Além das atuaações, destaca-se no filme a reconstrução do bunker através de cenários que transpõem o espectador para dentro da construção que serviu de QG e prisão para Hitler e seus apoiadores. A sensação de encarceramento é perceptível, incômoda e ajuda a ampliar a experiência que nós, testemunhas, temos ao assistir a obra.
Por que retratar Hitler?
Questão que gera polêmica há décadas, a realidade é que esquecer o passado é pedir para que ele se repita, seja para o bem ou o mal. Historicamente, exemplos como o de Hitler e de outros líderes são importantes para que tenhamos – no mínimo – uma noção dos reflexos de seus atos e omissões, algo que provavelmente será usado para que não cheguemos novamente ao ponto por eles alcançado.
Mais especificamente, Adolf Hitler foi um líder que se valeu de uma conjuntura social, de crises sucessivas e da desesperança para ganhar a confiança de seu povo. Não o tomem por um tolo, pois poucos são capazes de dominar ideologicamente uma nação. Hitler foi um estadista, estrategista e um homem consciente de suas limitações, fato que o levou a criar um séquito de homens e mulheres capazes de ajudá-lo em sua jornada para transformar a Alemanha grande novamente, assim como para que seus anseios pessoais (e ódios) fossem atendidos.
Muitos generais, reis, líderes e imperadores conseguiram tomar territórios. Entretanto, poucos foram capazes de arquitetar o extermínio de uma raça. Em contrapartida, Hitler não fez nada sozinho. Por trás do Führer havia centenas de pessoas próximas a ele, militares ou não.

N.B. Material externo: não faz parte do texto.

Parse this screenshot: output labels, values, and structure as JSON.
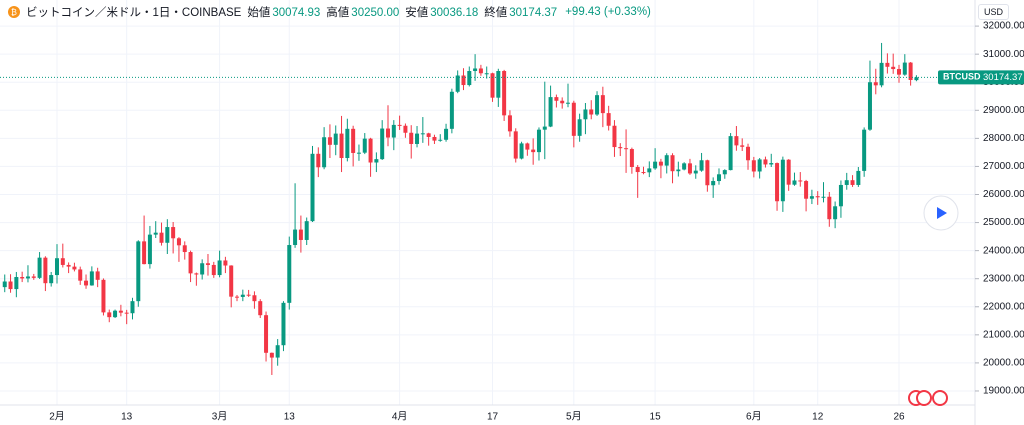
{
  "chart_data": {
    "type": "candlestick",
    "title": "ビットコイン／米ドル・1日・COINBASE",
    "ohlc_header": [
      {
        "label": "始値",
        "value": "30074.93"
      },
      {
        "label": "高値",
        "value": "30250.00"
      },
      {
        "label": "安値",
        "value": "30036.18"
      },
      {
        "label": "終値",
        "value": "30174.37"
      }
    ],
    "change": "+99.43 (+0.33%)",
    "currency": "USD",
    "symbol": "BTCUSD",
    "up_color": "#089981",
    "down_color": "#f23645",
    "grid": true,
    "ylim": [
      18500,
      32930
    ],
    "yticks": [
      {
        "value": 19000,
        "label": "19000.00"
      },
      {
        "value": 20000,
        "label": "20000.00"
      },
      {
        "value": 21000,
        "label": "21000.00"
      },
      {
        "value": 22000,
        "label": "22000.00"
      },
      {
        "value": 23000,
        "label": "23000.00"
      },
      {
        "value": 24000,
        "label": "24000.00"
      },
      {
        "value": 25000,
        "label": "25000.00"
      },
      {
        "value": 26000,
        "label": "26000.00"
      },
      {
        "value": 27000,
        "label": "27000.00"
      },
      {
        "value": 28000,
        "label": "28000.00"
      },
      {
        "value": 29000,
        "label": "29000.00"
      },
      {
        "value": 30000,
        "label": "30000.00"
      },
      {
        "value": 31000,
        "label": "31000.00"
      },
      {
        "value": 32000,
        "label": "32000.00"
      }
    ],
    "categories": [
      null,
      null,
      null,
      null,
      null,
      null,
      null,
      null,
      null,
      "2月",
      null,
      null,
      null,
      null,
      null,
      null,
      null,
      null,
      null,
      null,
      null,
      "13",
      null,
      null,
      null,
      null,
      null,
      null,
      null,
      null,
      null,
      null,
      null,
      null,
      null,
      null,
      null,
      "3月",
      null,
      null,
      null,
      null,
      null,
      null,
      null,
      null,
      null,
      null,
      null,
      "13",
      null,
      null,
      null,
      null,
      null,
      null,
      null,
      null,
      null,
      null,
      null,
      null,
      null,
      null,
      null,
      null,
      null,
      null,
      "4月",
      null,
      null,
      null,
      null,
      null,
      null,
      null,
      null,
      null,
      null,
      null,
      null,
      null,
      null,
      null,
      "17",
      null,
      null,
      null,
      null,
      null,
      null,
      null,
      null,
      null,
      null,
      null,
      null,
      null,
      "5月",
      null,
      null,
      null,
      null,
      null,
      null,
      null,
      null,
      null,
      null,
      null,
      null,
      null,
      "15",
      null,
      null,
      null,
      null,
      null,
      null,
      null,
      null,
      null,
      null,
      null,
      null,
      null,
      null,
      null,
      null,
      "6月",
      null,
      null,
      null,
      null,
      null,
      null,
      null,
      null,
      null,
      null,
      "12",
      null,
      null,
      null,
      null,
      null,
      null,
      null,
      null,
      null,
      null,
      null,
      null,
      null,
      "26",
      null,
      null,
      null
    ],
    "open": [
      22700,
      22900,
      22630,
      23060,
      23010,
      23080,
      23030,
      23750,
      22840,
      23130,
      23730,
      23490,
      23430,
      23330,
      22930,
      22760,
      23260,
      22960,
      21800,
      21630,
      21860,
      21790,
      21770,
      22200,
      24330,
      23520,
      24570,
      24640,
      24280,
      24840,
      24440,
      24190,
      23950,
      23190,
      23150,
      23550,
      23490,
      23130,
      23650,
      23470,
      22360,
      22350,
      22430,
      22410,
      22200,
      21700,
      20360,
      20190,
      20630,
      22140,
      24200,
      24750,
      24380,
      25050,
      27450,
      26970,
      28040,
      27770,
      28170,
      27300,
      28340,
      27480,
      27490,
      27990,
      27140,
      27260,
      28350,
      28030,
      28480,
      28450,
      28200,
      27800,
      28170,
      28180,
      28050,
      27920,
      27950,
      28340,
      29660,
      30240,
      29900,
      30400,
      30490,
      30320,
      30320,
      29450,
      30400,
      28820,
      28250,
      27280,
      27820,
      27600,
      27510,
      28310,
      28420,
      29470,
      29340,
      29250,
      29270,
      28090,
      28680,
      29030,
      28850,
      29540,
      28900,
      28450,
      27690,
      27650,
      27620,
      26980,
      26800,
      26790,
      26930,
      27170,
      27030,
      27400,
      26830,
      26890,
      27110,
      26750,
      26850,
      27220,
      26330,
      26480,
      26720,
      26870,
      28080,
      27750,
      27700,
      27220,
      26820,
      27250,
      27070,
      27120,
      25760,
      27240,
      26350,
      26500,
      26480,
      25850,
      25940,
      25900,
      25920,
      25120,
      25580,
      26340,
      26510,
      26340,
      26840,
      28310,
      30000,
      29890,
      30690,
      30550,
      30470,
      30270,
      30700,
      30074.93
    ],
    "high": [
      23150,
      23160,
      23240,
      23250,
      23480,
      23170,
      23950,
      23800,
      23240,
      24230,
      24250,
      23580,
      23570,
      23430,
      23150,
      23440,
      23390,
      23010,
      21900,
      21900,
      22070,
      21890,
      22320,
      24370,
      25250,
      24880,
      25050,
      25000,
      25120,
      25020,
      24480,
      24330,
      24000,
      23220,
      23690,
      23880,
      23600,
      24000,
      23780,
      23480,
      22420,
      22610,
      22600,
      22550,
      22270,
      21830,
      20370,
      20850,
      22200,
      24500,
      26400,
      25250,
      25180,
      27730,
      27680,
      28400,
      28500,
      28460,
      28800,
      28700,
      28450,
      27780,
      28190,
      28020,
      27500,
      28650,
      29180,
      28650,
      28810,
      28530,
      28470,
      28440,
      28760,
      28200,
      28130,
      28150,
      28520,
      29770,
      30420,
      30500,
      30560,
      31000,
      30620,
      30560,
      30340,
      30480,
      30440,
      29000,
      28360,
      27880,
      27850,
      28000,
      28390,
      30020,
      29880,
      29560,
      29460,
      29950,
      29340,
      28880,
      29260,
      29360,
      29680,
      29840,
      29160,
      28650,
      27830,
      28320,
      27670,
      27050,
      26990,
      27180,
      27650,
      27270,
      27470,
      27470,
      27170,
      27150,
      27270,
      27040,
      27480,
      27240,
      26610,
      26930,
      26900,
      28190,
      28440,
      28000,
      27810,
      27340,
      27300,
      27350,
      27450,
      27140,
      27350,
      27260,
      26780,
      26800,
      26520,
      26170,
      26120,
      26440,
      26090,
      25750,
      26500,
      26770,
      26690,
      26980,
      28390,
      30770,
      30480,
      31400,
      31030,
      31020,
      30620,
      31000,
      30720,
      30250.0
    ],
    "low": [
      22520,
      22500,
      22340,
      22880,
      22870,
      22960,
      22990,
      22560,
      22720,
      22830,
      23400,
      23200,
      23260,
      22780,
      22640,
      22750,
      22700,
      21690,
      21450,
      21600,
      21660,
      21380,
      21550,
      22000,
      23510,
      23360,
      24450,
      24180,
      23880,
      23900,
      23600,
      23680,
      22880,
      22750,
      22970,
      23110,
      23030,
      23050,
      23200,
      21980,
      22200,
      22200,
      22350,
      21930,
      21600,
      20050,
      19570,
      19900,
      20420,
      21900,
      24100,
      23930,
      24200,
      25020,
      26620,
      26900,
      27300,
      27400,
      26800,
      27180,
      27000,
      27200,
      27440,
      26630,
      26800,
      27230,
      27720,
      27580,
      28300,
      28020,
      27280,
      27680,
      27840,
      27740,
      27800,
      27880,
      27880,
      28180,
      29610,
      29720,
      29850,
      30050,
      30230,
      30130,
      29300,
      29120,
      28620,
      28060,
      27140,
      27250,
      27380,
      27060,
      27210,
      27260,
      28400,
      29100,
      29060,
      29110,
      27680,
      27880,
      28150,
      28680,
      28800,
      28400,
      28280,
      27340,
      27370,
      26770,
      26740,
      25880,
      26720,
      26620,
      26880,
      26580,
      26750,
      26400,
      26640,
      26860,
      26700,
      26560,
      26810,
      26100,
      25880,
      26350,
      26560,
      26860,
      27560,
      27550,
      26880,
      26610,
      26570,
      26960,
      26980,
      25420,
      25380,
      26130,
      26310,
      26280,
      25400,
      25660,
      25630,
      25720,
      24850,
      24800,
      25170,
      26170,
      26270,
      26270,
      26630,
      28270,
      29570,
      29820,
      30310,
      30300,
      29980,
      30230,
      29880,
      30036.18
    ],
    "close": [
      22900,
      22630,
      23060,
      23010,
      23080,
      23030,
      23750,
      22840,
      23130,
      23730,
      23490,
      23430,
      23330,
      22930,
      22760,
      23260,
      22960,
      21800,
      21630,
      21860,
      21790,
      21770,
      22200,
      24330,
      23520,
      24570,
      24640,
      24280,
      24840,
      24440,
      24190,
      23950,
      23190,
      23150,
      23550,
      23490,
      23130,
      23650,
      23470,
      22360,
      22350,
      22430,
      22410,
      22200,
      21700,
      20360,
      20190,
      20630,
      22140,
      24200,
      24750,
      24380,
      25050,
      27450,
      26970,
      28040,
      27770,
      28170,
      27300,
      28340,
      27480,
      27490,
      27990,
      27140,
      27260,
      28350,
      28030,
      28480,
      28450,
      28200,
      27800,
      28170,
      28180,
      28050,
      27920,
      27950,
      28340,
      29660,
      30240,
      29900,
      30400,
      30490,
      30320,
      30320,
      29450,
      30400,
      28820,
      28250,
      27280,
      27820,
      27600,
      27510,
      28310,
      28420,
      29470,
      29340,
      29250,
      29270,
      28090,
      28680,
      29030,
      28850,
      29540,
      28900,
      28450,
      27690,
      27650,
      27620,
      26980,
      26800,
      26790,
      26930,
      27170,
      27030,
      27400,
      26830,
      26890,
      27110,
      26750,
      26850,
      27220,
      26330,
      26480,
      26720,
      26870,
      28080,
      27750,
      27700,
      27220,
      26820,
      27250,
      27070,
      27120,
      25760,
      27240,
      26350,
      26500,
      26480,
      25850,
      25940,
      25900,
      25920,
      25120,
      25580,
      26340,
      26510,
      26340,
      26840,
      28310,
      30000,
      29890,
      30690,
      30550,
      30470,
      30270,
      30700,
      30080,
      30174.37
    ]
  }
}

Por trás da seara de domínio e extermínio dos nazistas havia, sem dúvida, uma quase unanimidade de homens e mulheres alemães que apoiavam publicamente os atos e ordens de seu líder.
Assim sendo, retratar Hitler é um lembrete válido sobre o excesso de poder na mão de um indivíduo, um alerta sobre os malefícios oriundos das crises e dos “salvadores” que sempre surgirão nestas crises. Atentem para aqueles que apontam soluções imediatas para problemas que perduram há anos. A Alemanha da época de Hitler sofreu com a inflação galopante, com a quebra do país após a Grande Guerra e também pela ingerência dos líderes políticos que pouco fizeram frente ao caos. Através da estratégia, do discurso, do carisma e da persuasão, Adolf Hitler despontou como o salvador do povo alemão, mas a verdade é que ele era um homem movido pela ganância, loucura e ódio; um homem que conduziu sua nação para a pior guerra da História da humanidade e, por isso, até hoje os alemães sofrem por um passado maculado.
Nota final.
Apesar de uma aparente suavização dos estragos provocados pelo nazismo (praticamente não mostrados no longa-metragem), O Bunker é um filme cujo propósito é reconstituir – dentro das limitações – os últimos dias de Adolf Hitler, destacar a gradual quebra do ânimo dele e a decadência resultante da conscientização da derrota alemã. Mais do que um filme de guerra, este longa visa apontar que líder algum merece ser seguido cegamente, pois todos que estiveram, estão ou estarão no poder são, essencialmente, apenas humanos e, por tal, possuem todas as qualidades boas e ruins inerentes disto.